For any random variable \(X\) with CDF \(F\),
- if \(x\) is smaller than everything in the \(\operatorname{Range}(X)\), then \(F(x) = 0\), because \(X\) cannot be that small;
- if \(x\) is greater than everything in the \(\operatorname{Range}(X)\), then \(F(x) = 1\), because \(X\) cannot be any bigger than that;
- \(F(x)\) is non-decreasing in \(x\), because the events \(\{X \leq x\}\) get bigger as \(x\) gets increases.
So \(F(x)\) starts at \(0\) and goes upwards until it gets to \(1\).

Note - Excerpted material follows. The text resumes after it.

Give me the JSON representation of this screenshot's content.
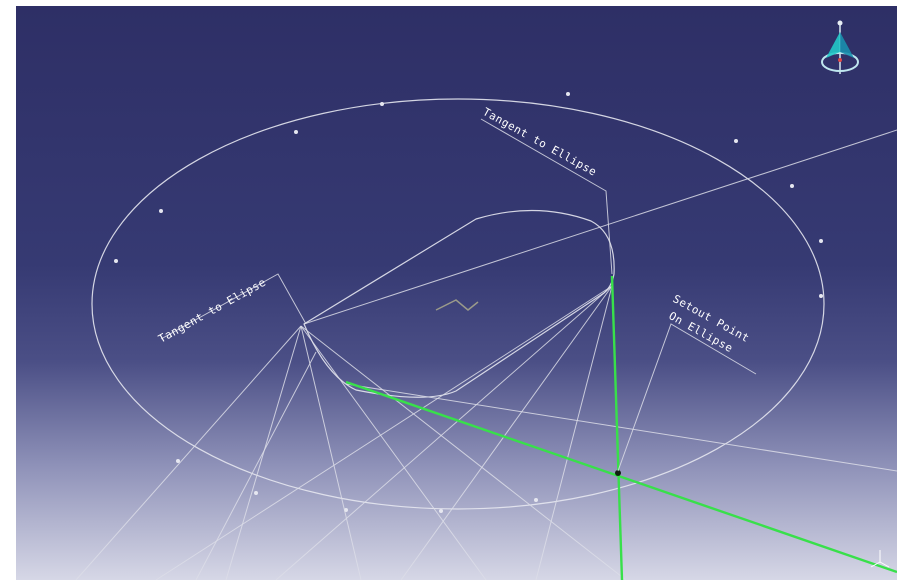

For a discrete random variable, there are sudden upward jumps at values of \(x\) in the range of \(X\), with constant values in between.
Summary
- A random variable is a numerical summary of a random experiment.
- The probability mass function (PMF) is \(p_X(x) = \mathbb P(X = x)\).
- The cumulative distribution function (CDF) is \(F_X(x) = \mathbb P(X \leq x)\).
- A Bernoulli random variable is 0 with probability \(1-p\) and 1 with probability \(p\).
Recommended reading:
- Stirzaker, Elementary Probability, Sections 4.1 and 4.2.
- Grimmett and Welsh, Probability, Section 2.1.